Problem: print the Nth record before or after a certain regular expression matches or, alternativley, print every record except the Nth before or after a certain regular expression matches. In the same way, print the N records before or after a certain match, or all records except the N before or after the match.
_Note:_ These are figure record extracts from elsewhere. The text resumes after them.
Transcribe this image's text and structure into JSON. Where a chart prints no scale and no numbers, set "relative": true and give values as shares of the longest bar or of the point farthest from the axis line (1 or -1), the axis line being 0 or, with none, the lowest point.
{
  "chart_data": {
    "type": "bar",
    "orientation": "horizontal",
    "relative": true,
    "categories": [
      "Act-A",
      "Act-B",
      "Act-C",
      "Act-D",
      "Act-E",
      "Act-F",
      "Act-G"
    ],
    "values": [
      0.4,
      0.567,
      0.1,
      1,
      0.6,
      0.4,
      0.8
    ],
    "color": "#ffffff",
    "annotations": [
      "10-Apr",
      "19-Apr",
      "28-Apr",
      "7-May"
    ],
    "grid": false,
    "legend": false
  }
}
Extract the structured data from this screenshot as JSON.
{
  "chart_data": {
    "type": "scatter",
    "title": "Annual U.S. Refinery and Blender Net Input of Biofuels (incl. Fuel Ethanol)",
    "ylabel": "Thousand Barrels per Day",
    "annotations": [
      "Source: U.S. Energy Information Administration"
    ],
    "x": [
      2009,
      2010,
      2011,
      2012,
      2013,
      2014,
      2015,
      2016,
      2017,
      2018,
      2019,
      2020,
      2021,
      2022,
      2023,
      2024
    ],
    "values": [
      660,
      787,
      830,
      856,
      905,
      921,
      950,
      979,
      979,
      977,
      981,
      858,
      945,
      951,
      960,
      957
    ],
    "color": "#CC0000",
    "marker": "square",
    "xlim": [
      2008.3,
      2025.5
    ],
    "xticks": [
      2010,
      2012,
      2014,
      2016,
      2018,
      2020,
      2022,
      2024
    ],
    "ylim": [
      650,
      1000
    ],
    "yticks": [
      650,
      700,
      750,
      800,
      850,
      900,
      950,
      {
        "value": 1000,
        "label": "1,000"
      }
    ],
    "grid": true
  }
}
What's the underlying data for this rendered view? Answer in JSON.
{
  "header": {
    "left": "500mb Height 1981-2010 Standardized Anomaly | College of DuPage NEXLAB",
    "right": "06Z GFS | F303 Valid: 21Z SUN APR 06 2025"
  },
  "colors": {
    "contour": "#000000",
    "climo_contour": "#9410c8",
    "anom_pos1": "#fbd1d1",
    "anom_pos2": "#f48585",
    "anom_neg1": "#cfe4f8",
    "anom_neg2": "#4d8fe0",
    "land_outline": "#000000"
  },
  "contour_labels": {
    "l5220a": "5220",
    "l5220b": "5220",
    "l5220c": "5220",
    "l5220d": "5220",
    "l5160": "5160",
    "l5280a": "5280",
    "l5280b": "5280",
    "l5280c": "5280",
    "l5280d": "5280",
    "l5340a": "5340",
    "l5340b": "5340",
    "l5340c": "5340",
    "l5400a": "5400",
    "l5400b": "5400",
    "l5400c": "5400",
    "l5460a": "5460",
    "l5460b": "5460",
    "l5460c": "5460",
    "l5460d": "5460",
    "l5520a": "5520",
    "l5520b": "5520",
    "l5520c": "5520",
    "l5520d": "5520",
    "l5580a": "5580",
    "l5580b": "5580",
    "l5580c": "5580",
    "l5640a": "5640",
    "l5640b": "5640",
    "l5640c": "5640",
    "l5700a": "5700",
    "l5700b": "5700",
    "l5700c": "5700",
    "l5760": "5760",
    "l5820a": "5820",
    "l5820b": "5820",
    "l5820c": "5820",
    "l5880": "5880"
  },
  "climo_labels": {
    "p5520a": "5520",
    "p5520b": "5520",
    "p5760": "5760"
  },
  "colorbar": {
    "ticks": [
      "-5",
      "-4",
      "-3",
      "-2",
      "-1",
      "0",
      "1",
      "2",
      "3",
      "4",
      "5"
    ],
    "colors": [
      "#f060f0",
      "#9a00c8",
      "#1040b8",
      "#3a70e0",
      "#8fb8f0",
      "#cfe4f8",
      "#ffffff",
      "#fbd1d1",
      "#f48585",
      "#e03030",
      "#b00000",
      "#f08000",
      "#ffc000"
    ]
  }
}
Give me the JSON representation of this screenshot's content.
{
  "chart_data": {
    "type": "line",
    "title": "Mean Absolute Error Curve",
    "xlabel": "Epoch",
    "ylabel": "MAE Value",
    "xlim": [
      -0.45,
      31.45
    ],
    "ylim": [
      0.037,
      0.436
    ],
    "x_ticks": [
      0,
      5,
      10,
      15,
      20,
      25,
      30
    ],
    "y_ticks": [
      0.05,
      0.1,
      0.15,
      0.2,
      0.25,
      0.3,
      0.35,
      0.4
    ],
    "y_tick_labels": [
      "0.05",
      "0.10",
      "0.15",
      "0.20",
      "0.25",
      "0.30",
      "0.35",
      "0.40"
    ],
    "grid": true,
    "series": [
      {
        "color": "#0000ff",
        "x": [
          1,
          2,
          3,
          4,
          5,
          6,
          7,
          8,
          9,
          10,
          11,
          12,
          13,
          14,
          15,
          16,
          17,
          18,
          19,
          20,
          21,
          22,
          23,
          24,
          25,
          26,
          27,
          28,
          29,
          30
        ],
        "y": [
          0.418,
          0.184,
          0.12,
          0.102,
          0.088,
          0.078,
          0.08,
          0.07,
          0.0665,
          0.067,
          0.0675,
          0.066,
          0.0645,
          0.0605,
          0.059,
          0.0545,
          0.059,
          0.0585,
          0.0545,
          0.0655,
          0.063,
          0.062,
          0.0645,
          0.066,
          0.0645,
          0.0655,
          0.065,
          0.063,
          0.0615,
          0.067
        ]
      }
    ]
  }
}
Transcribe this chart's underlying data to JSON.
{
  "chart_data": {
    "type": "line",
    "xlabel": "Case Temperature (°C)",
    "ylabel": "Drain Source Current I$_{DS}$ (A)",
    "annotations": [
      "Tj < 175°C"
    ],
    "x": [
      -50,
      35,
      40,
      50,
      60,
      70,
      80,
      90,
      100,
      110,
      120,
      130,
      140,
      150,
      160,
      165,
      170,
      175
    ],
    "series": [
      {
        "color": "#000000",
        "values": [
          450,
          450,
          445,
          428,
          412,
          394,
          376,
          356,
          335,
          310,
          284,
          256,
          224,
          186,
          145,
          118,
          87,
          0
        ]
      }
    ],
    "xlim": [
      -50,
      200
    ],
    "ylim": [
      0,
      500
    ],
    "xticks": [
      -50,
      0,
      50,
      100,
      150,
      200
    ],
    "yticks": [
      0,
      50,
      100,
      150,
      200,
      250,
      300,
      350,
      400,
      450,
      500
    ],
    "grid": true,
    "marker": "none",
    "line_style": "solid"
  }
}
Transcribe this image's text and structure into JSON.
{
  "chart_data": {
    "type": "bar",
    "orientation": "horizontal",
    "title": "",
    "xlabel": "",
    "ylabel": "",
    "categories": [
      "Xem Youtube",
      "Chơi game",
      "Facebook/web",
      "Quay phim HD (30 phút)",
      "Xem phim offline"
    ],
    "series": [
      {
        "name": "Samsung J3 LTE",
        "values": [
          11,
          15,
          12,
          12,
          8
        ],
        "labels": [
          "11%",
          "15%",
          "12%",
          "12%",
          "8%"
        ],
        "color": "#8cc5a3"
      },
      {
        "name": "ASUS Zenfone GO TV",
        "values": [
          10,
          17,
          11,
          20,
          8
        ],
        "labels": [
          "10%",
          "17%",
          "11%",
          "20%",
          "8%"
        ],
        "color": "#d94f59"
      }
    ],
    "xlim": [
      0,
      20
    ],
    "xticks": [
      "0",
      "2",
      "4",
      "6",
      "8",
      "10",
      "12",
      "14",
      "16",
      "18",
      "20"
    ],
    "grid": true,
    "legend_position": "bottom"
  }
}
In the AllAboutGetline article, Ed Morton suggestes the following solutions for the "after match" part:

i) Print the Nth record after some pattern:

awk 'c&&!--c;/pattern/{c=N}' file

ii) Print every record except the Nth record after some pattern:

awk 'c&&!--c{next}/pattern/{c=N}' file

iii) Print the N records after some pattern:

awk 'c&&c--;/pattern/{c=N}' file

iiii) Print every record except the N records after some pattern:

awk 'c&&c--{next}/pattern/{c=N}' file

The problems with these approaches is that they use a single counter (c), so if matches are separated by less than N lines, then the result is not as expected.

An alternative approach could be to use a hash to store the numbers of the records to print:

i) Print the Nth record after some pattern:

awk '/pattern/{a[NR+N]}; NR in a' file

ii) Print every record except the Nth record after some pattern:

awk '/pattern/{a[NR+N]}; !(NR in a)' file

iii) Print the N records after some pattern, excluding the record:

awk '/pattern/{for(i=1;i<=N;i++)a[NR+i]}; NR in a' file

Use i=0 in the for definition if you want to include the matching record itself.

iiii) Print every record except the N records after some pattern:

awk '/pattern/{for(i=1;i<=N;i++)a[NR+i]}; !(NR in a)' file

To make the solutions generic, you can pass N as a variable, eg

awk -v N=3 '/pattern/{a[NR+N]}; NR in a' file

and you can also pass the pattern. However, using normal regex match as above can have problems if the pattern contains regular expression metacharacters, so in that case index() can be used instead (thanks prince_jammys from #awk):

awk -v N=3 -v pattern="f(oo)*bar" 'index($0,pattern){a[NR+N]}; NR in a' file

The above soultions were inspired by a snippet of code posted by radulouv on #awk (thanks) as a solution for i). The other codes are based on the same idea.